Trading Desk: One Way Or Another, The Fed Is Done

The Fed meets again next week. While trading will probably be volatile around the statement, I think the market has largely discounted the event in itself. After all, whether we get a hike or a pause is barely statistically meaningful at this point.

Back at the beginning of this cycle, every rate hike felt apocalyptic. It came as a shock. Even a 0.25 point increase from zero was effectively an infinite increase in the cost of money when you looked at it in percentage terms.

It was more of a binary event, like toggling a switch between free money and a world where debt costs something . . . anything at all. The Fed toggled the switch. We went from risk ON to risk OFF.

Investors with portfolios geared for a maximum risk / zero rate environment freaked out and lightened their positions on just about everything. Leverage across the market deflated like a dead balloon, taking the market as a whole with it.

But that was a year and a half ago. People who needed to take risk off across the board already heeded the switch. The rest of us exist in a world of nuances, probabilities, shades of risk balanced against potential returns.

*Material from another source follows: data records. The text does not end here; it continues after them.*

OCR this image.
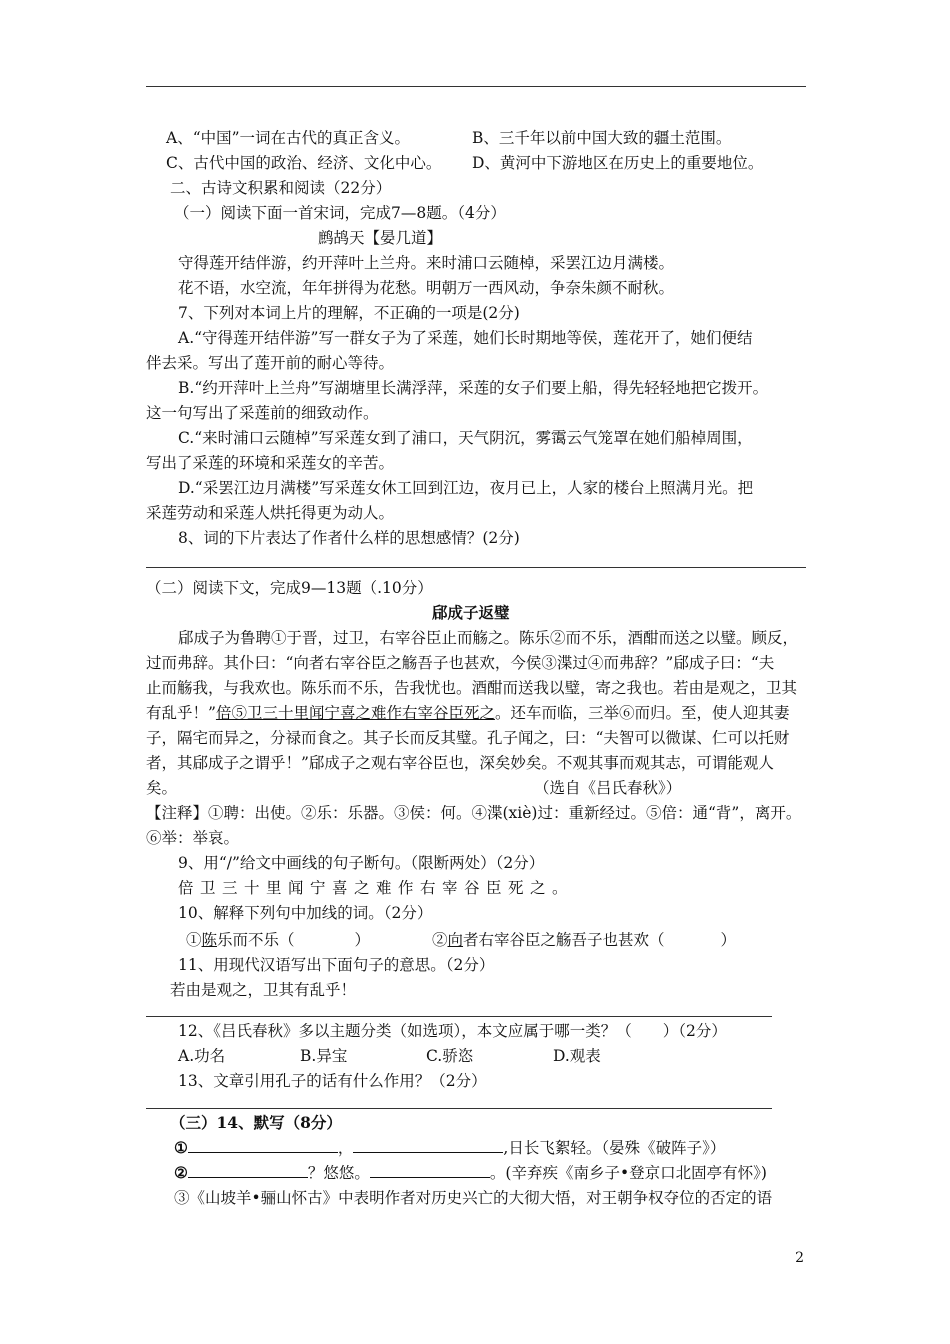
A、“中国”一词在古代的真正含义。	B、三千年以前中国大致的疆土范围。
C、古代中国的政治、经济、文化中心。 D、黄河中下游地区在历史上的重要地位。
二、古诗文积累和阅读（22分）
（一）阅读下面一首宋词，完成7—8题。（4分）
鹧鸪天【晏几道】
守得莲开结伴游，约开萍叶上兰舟。来时浦口云随棹，采罢江边月满楼。
花不语，水空流，年年拼得为花愁。明朝万一西风动，争奈朱颜不耐秋。
7、下列对本词上片的理解，不正确的一项是(2分)
A.“守得莲开结伴游”写一群女子为了采莲，她们长时期地等侯，莲花开了，她们便结
伴去采。写出了莲开前的耐心等待。
B.“约开萍叶上兰舟”写湖塘里长满浮萍，采莲的女子们要上船，得先轻轻地把它拨开。
这一句写出了采莲前的细致动作。
C.“来时浦口云随棹”写采莲女到了浦口，天气阴沉，雾霭云气笼罩在她们船棹周围，
写出了采莲的环境和采莲女的辛苦。
D.“采罢江边月满楼”写采莲女休工回到江边，夜月已上，人家的楼台上照满月光。把
采莲劳动和采莲人烘托得更为动人。
8、词的下片表达了作者什么样的思想感情？(2分)
（二）阅读下文，完成9—13题（.10分）
郈成子返璧
郈成子为鲁聘①于晋，过卫，右宰谷臣止而觞之。陈乐②而不乐，酒酣而送之以璧。顾反，
过而弗辞。其仆曰：“向者右宰谷臣之觞吾子也甚欢，今侯③渫过④而弗辞？”郈成子曰：“夫
止而觞我，与我欢也。陈乐而不乐，告我忧也。酒酣而送我以璧，寄之我也。若由是观之，卫其
有乱乎！”倍⑤卫三十里闻宁喜之难作右宰谷臣死之。还车而临，三举⑥而归。至，使人迎其妻
子，隔宅而异之，分禄而食之。其子长而反其璧。孔子闻之，曰：“夫智可以微谋、仁可以托财
者，其郈成子之谓乎！”郈成子之观右宰谷臣也，深矣妙矣。不观其事而观其志，可谓能观人
矣。	（选自《吕氏春秋》）
【注释】①聘：出使。②乐：乐器。③侯：何。④渫(xiè)过：重新经过。⑤倍：通“背”，离开。
⑥举：举哀。
9、用“/”给文中画线的句子断句。（限断两处）（2分）
倍卫三十里闻宁喜之难作右宰谷臣死之。
10、解释下列句中加线的词。（2分）
①陈乐而不乐（	）	②向者右宰谷臣之觞吾子也甚欢（	）
11、用现代汉语写出下面句子的意思。（2分）
若由是观之，卫其有乱乎！
12、《吕氏春秋》多以主题分类（如选项），本文应属于哪一类？（　　）（2分）
A.功名	B.异宝	C.骄恣	D.观表
13、文章引用孔子的话有什么作用？（2分）
（三）14、默写（8分）
①	，	,日长飞絮轻。（晏殊《破阵子》）
②	？悠悠。	。(辛弃疾《南乡子•登京口北固亭有怀》)
③《山坡羊•骊山怀古》中表明作者对历史兴亡的大彻大悟，对王朝争权夺位的否定的语
2
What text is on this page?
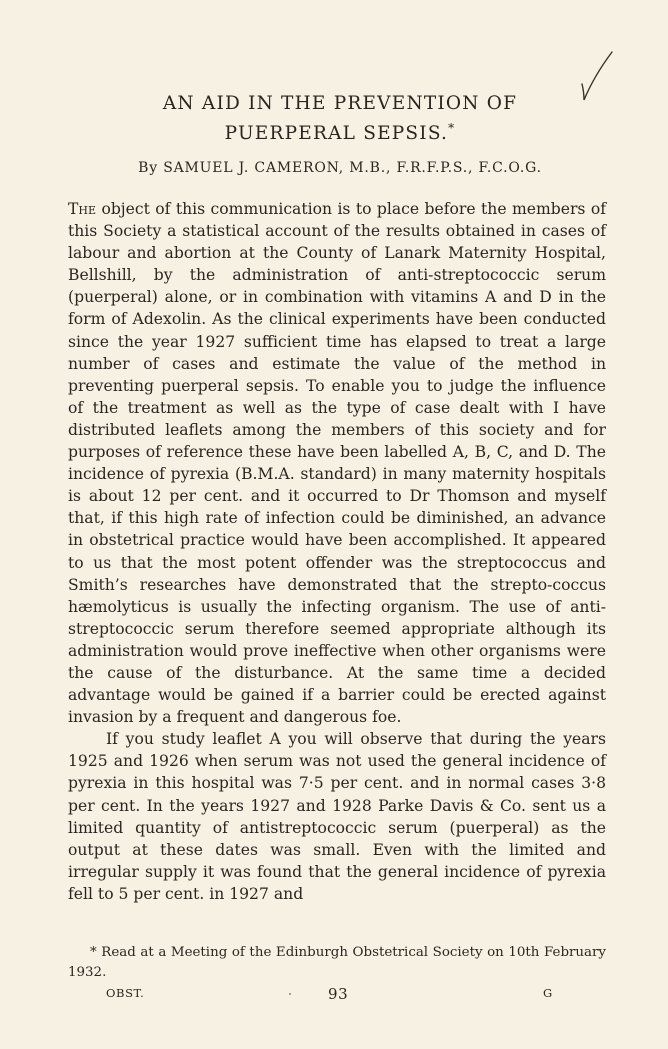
AN AID IN THE PREVENTION OF
PUERPERAL SEPSIS.*
By SAMUEL J. CAMERON, M.B., F.R.F.P.S., F.C.O.G.

The object of this communication is to place before the members of this Society a statistical account of the results obtained in cases of labour and abortion at the County of Lanark Maternity Hospital, Bellshill, by the administration of anti-streptococcic serum (puerperal) alone, or in combination with vitamins A and D in the form of Adexolin. As the clinical experiments have been conducted since the year 1927 sufficient time has elapsed to treat a large number of cases and estimate the value of the method in preventing puerperal sepsis. To enable you to judge the influence of the treatment as well as the type of case dealt with I have distributed leaflets among the members of this society and for purposes of reference these have been labelled A, B, C, and D. The incidence of pyrexia (B.M.A. standard) in many maternity hospitals is about 12 per cent. and it occurred to Dr Thomson and myself that, if this high rate of infection could be diminished, an advance in obstetrical practice would have been accomplished. It appeared to us that the most potent offender was the streptococcus and Smith’s researches have demonstrated that the strepto-coccus hæmolyticus is usually the infecting organism. The use of anti-streptococcic serum therefore seemed appropriate although its administration would prove ineffective when other organisms were the cause of the disturbance. At the same time a decided advantage would be gained if a barrier could be erected against invasion by a frequent and dangerous foe.

If you study leaflet A you will observe that during the years 1925 and 1926 when serum was not used the general incidence of pyrexia in this hospital was 7·5 per cent. and in normal cases 3·8 per cent. In the years 1927 and 1928 Parke Davis & Co. sent us a limited quantity of antistreptococcic serum (puerperal) as the output at these dates was small. Even with the limited and irregular supply it was found that the general incidence of pyrexia fell to 5 per cent. in 1927 and

* Read at a Meeting of the Edinburgh Obstetrical Society on 10th February 1932.
OBST.	93	G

It’s no longer as simple as every Fed statement coming as a shock to the system. Now, if they pause next week, nothing whatsoever changes until the next meeting in July. Life goes on as it was.

And if the Fed goes ahead and tightens one more time, the nuances only shift 0.25 point, which means money gets about 5% more expensive. That’s barely an accounting error at this stage.

Either way, people think the next hike will be the last. After that, we’ve seen and endured the worst of it. Rates go down from there.

I’m hoping it’s because inflation goes away and not because the economy crashes. But for now, either way, knowing that rates are unlikely to climb much more is its own relief . . . and its own reward. The Fed can’t really hurt us much more than it already has.